Here is a pic of my male cornsnake i recently bred with my Amel Motley female.
There was a 50% standard/miami etc and 50% Amel motley ratio of hatchlings.
We would like suggestions on this snakes morph as we was sold it as a miami phase, but have been informed it may not be!


----------



## Ssthisto (Aug 31, 2006)

"Miami" is a selectively bred morph; there's no "on" or "off" but more of a spectrum of "normal" ranging from the very orange-backgrounded Okeetees to the silver-backgrounded Miamis.

I personally would not call your snake a Miami, because the ideal Miami is a silver or steel grey snake with coloured saddles, like these:

http://farm4.static.flickr.com/3199/2337560263_f3f506a05c.jpg?v=0
http://www.cornsnakes.net/gallery/mi009jy4.jpg
Miami corn ssnake image by justanotherhominid on Photobucket

Because it's a selectively bred morph, I believe the name is better reserved for animals that are really, really STRONGLY showing the traits for which the morph was bred. In this case, silver-steel background and bright coloured saddles.


----------



## CrazyWolf84 (Apr 30, 2009)

*??*

looks to me like a common or possibly an Okotee.
i thought miami phase was more a grey /silver 
than a biscuit / tan .
not sure i am new to this ..


----------



## eeji (Feb 22, 2006)

miamis are anywhere between grey and tan backgrounds with orange to red saddles, so the locality is very diverse.
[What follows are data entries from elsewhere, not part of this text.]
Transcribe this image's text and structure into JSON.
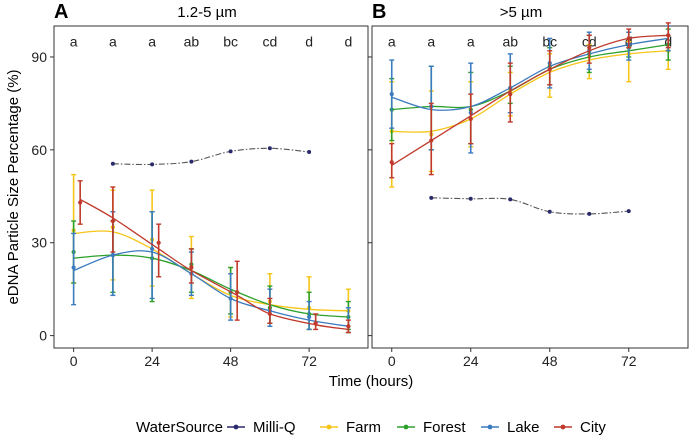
{
  "figure": {
    "ylabel": "eDNA Particle Size Percentage (%)",
    "xlabel": "Time (hours)",
    "legend": {
      "title": "WaterSource",
      "entries": [
        {
          "name": "Milli-Q",
          "color": "#2b2b6b"
        },
        {
          "name": "Farm",
          "color": "#f5c518"
        },
        {
          "name": "Forest",
          "color": "#2ca02c"
        },
        {
          "name": "Lake",
          "color": "#3b7bbf"
        },
        {
          "name": "City",
          "color": "#c0392b"
        }
      ]
    }
  },
  "chart_data": [
    {
      "type": "line",
      "panel": "A",
      "title": "1.2-5 µm",
      "xlabel": "Time (hours)",
      "ylabel": "eDNA Particle Size Percentage (%)",
      "xlim": [
        -6,
        90
      ],
      "ylim": [
        -4,
        100
      ],
      "xticks": [
        0,
        24,
        48,
        72
      ],
      "yticks": [
        0,
        30,
        60,
        90
      ],
      "significance": {
        "x": [
          0,
          12,
          24,
          36,
          48,
          60,
          72,
          84
        ],
        "labels": [
          "a",
          "a",
          "a",
          "ab",
          "bc",
          "cd",
          "d",
          "d"
        ],
        "y": 95
      },
      "milliq_dashed": {
        "x": [
          12,
          24,
          36,
          48,
          60,
          72
        ],
        "y": [
          55.5,
          55.3,
          56.2,
          59.5,
          60.5,
          59.3
        ]
      },
      "series": [
        {
          "name": "Farm",
          "x": [
            0,
            12,
            24,
            36,
            48,
            60,
            72,
            84
          ],
          "y": [
            34,
            35,
            31,
            22,
            14,
            11,
            9,
            8
          ],
          "lo": [
            17,
            18,
            16,
            12,
            6,
            4,
            2,
            1
          ],
          "hi": [
            52,
            47,
            47,
            32,
            22,
            20,
            19,
            15
          ],
          "fit": [
            33,
            33.5,
            28,
            20,
            13,
            10,
            8.5,
            8
          ]
        },
        {
          "name": "Forest",
          "x": [
            0,
            12,
            24,
            36,
            48,
            60,
            72,
            84
          ],
          "y": [
            27,
            26,
            25,
            23,
            14,
            9,
            7,
            6
          ],
          "lo": [
            17,
            14,
            11,
            14,
            7,
            4,
            2,
            2
          ],
          "hi": [
            37,
            37,
            40,
            28,
            22,
            16,
            14,
            11
          ],
          "fit": [
            25,
            26,
            25,
            21,
            15,
            10,
            7,
            6
          ]
        },
        {
          "name": "Lake",
          "x": [
            0,
            12,
            24,
            36,
            48,
            60,
            72,
            84
          ],
          "y": [
            22,
            26,
            28,
            20,
            12,
            8,
            6,
            3
          ],
          "lo": [
            10,
            13,
            12,
            13,
            5,
            3,
            2,
            1
          ],
          "hi": [
            33,
            40,
            40,
            27,
            20,
            15,
            11,
            9
          ],
          "fit": [
            21,
            26,
            27,
            20,
            12,
            8,
            5,
            3
          ]
        },
        {
          "name": "City",
          "x": [
            2,
            12,
            26,
            36,
            50,
            60,
            74,
            84
          ],
          "y": [
            43,
            37,
            30,
            22,
            14,
            7,
            4,
            3
          ],
          "lo": [
            36,
            27,
            19,
            17,
            5,
            4,
            2,
            1
          ],
          "hi": [
            50,
            48,
            36,
            28,
            24,
            12,
            7,
            5
          ],
          "fit": [
            44,
            38,
            28,
            21,
            13,
            7,
            3.5,
            2
          ]
        }
      ]
    },
    {
      "type": "line",
      "panel": "B",
      "title": ">5 µm",
      "xlabel": "Time (hours)",
      "ylabel": "",
      "xlim": [
        -6,
        90
      ],
      "ylim": [
        -4,
        100
      ],
      "xticks": [
        0,
        24,
        48,
        72
      ],
      "yticks": [
        0,
        30,
        60,
        90
      ],
      "significance": {
        "x": [
          0,
          12,
          24,
          36,
          48,
          60,
          72,
          84
        ],
        "labels": [
          "a",
          "a",
          "a",
          "ab",
          "bc",
          "cd",
          "d",
          "d"
        ],
        "y": 95
      },
      "milliq_dashed": {
        "x": [
          12,
          24,
          36,
          48,
          60,
          72
        ],
        "y": [
          44.5,
          44.2,
          44,
          40,
          39.3,
          40.2
        ]
      },
      "series": [
        {
          "name": "Farm",
          "x": [
            0,
            12,
            24,
            36,
            48,
            60,
            72,
            84
          ],
          "y": [
            66,
            65,
            70,
            79,
            86,
            90,
            91,
            92
          ],
          "lo": [
            48,
            53,
            61,
            71,
            77,
            83,
            82,
            86
          ],
          "hi": [
            82,
            79,
            82,
            85,
            91,
            94,
            95,
            97
          ],
          "fit": [
            66,
            66,
            70,
            78,
            85,
            89,
            91,
            92
          ]
        },
        {
          "name": "Forest",
          "x": [
            0,
            12,
            24,
            36,
            48,
            60,
            72,
            84
          ],
          "y": [
            73,
            74,
            73,
            80,
            87,
            91,
            93,
            94
          ],
          "lo": [
            63,
            60,
            62,
            75,
            81,
            85,
            90,
            89
          ],
          "hi": [
            83,
            87,
            85,
            87,
            93,
            97,
            98,
            99
          ],
          "fit": [
            73,
            74,
            74,
            79,
            86,
            90,
            92,
            94
          ]
        },
        {
          "name": "Lake",
          "x": [
            0,
            12,
            24,
            36,
            48,
            60,
            72,
            84
          ],
          "y": [
            78,
            74,
            72,
            80,
            88,
            92,
            94,
            97
          ],
          "lo": [
            67,
            60,
            59,
            72,
            80,
            86,
            89,
            92
          ],
          "hi": [
            89,
            87,
            88,
            91,
            96,
            98,
            98,
            100
          ],
          "fit": [
            77,
            73,
            74,
            80,
            87,
            91,
            94,
            96
          ]
        },
        {
          "name": "City",
          "x": [
            0,
            12,
            24,
            36,
            48,
            60,
            72,
            84
          ],
          "y": [
            56,
            63,
            70,
            78,
            86,
            93,
            96,
            97
          ],
          "lo": [
            51,
            52,
            62,
            69,
            81,
            88,
            93,
            93
          ],
          "hi": [
            62,
            75,
            78,
            88,
            92,
            97,
            99,
            101
          ],
          "fit": [
            55,
            63,
            71,
            79,
            86,
            92,
            96,
            97
          ]
        }
      ]
    }
  ]
}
If a corn isn't traceable back to miami roots, most will get called plain ol' normals unless they're really showing the grey background.


----------



## gazz (Dec 9, 2006)

IMO i'd go with a Copper corn a Red rat snake X Great plain rat snake by the color tone and it being quite wide behind the eyes.Your one looks to be influanced by Okeetee phase by the black around the saddles.So likly has Okeetee ancestory.

Yours.










Copper corn-(Red rat snake X Great plain rat snake).


----------



## charlie2e1dxy (Feb 29, 2008)

Thanks that does look like mine!!:lol2:


----------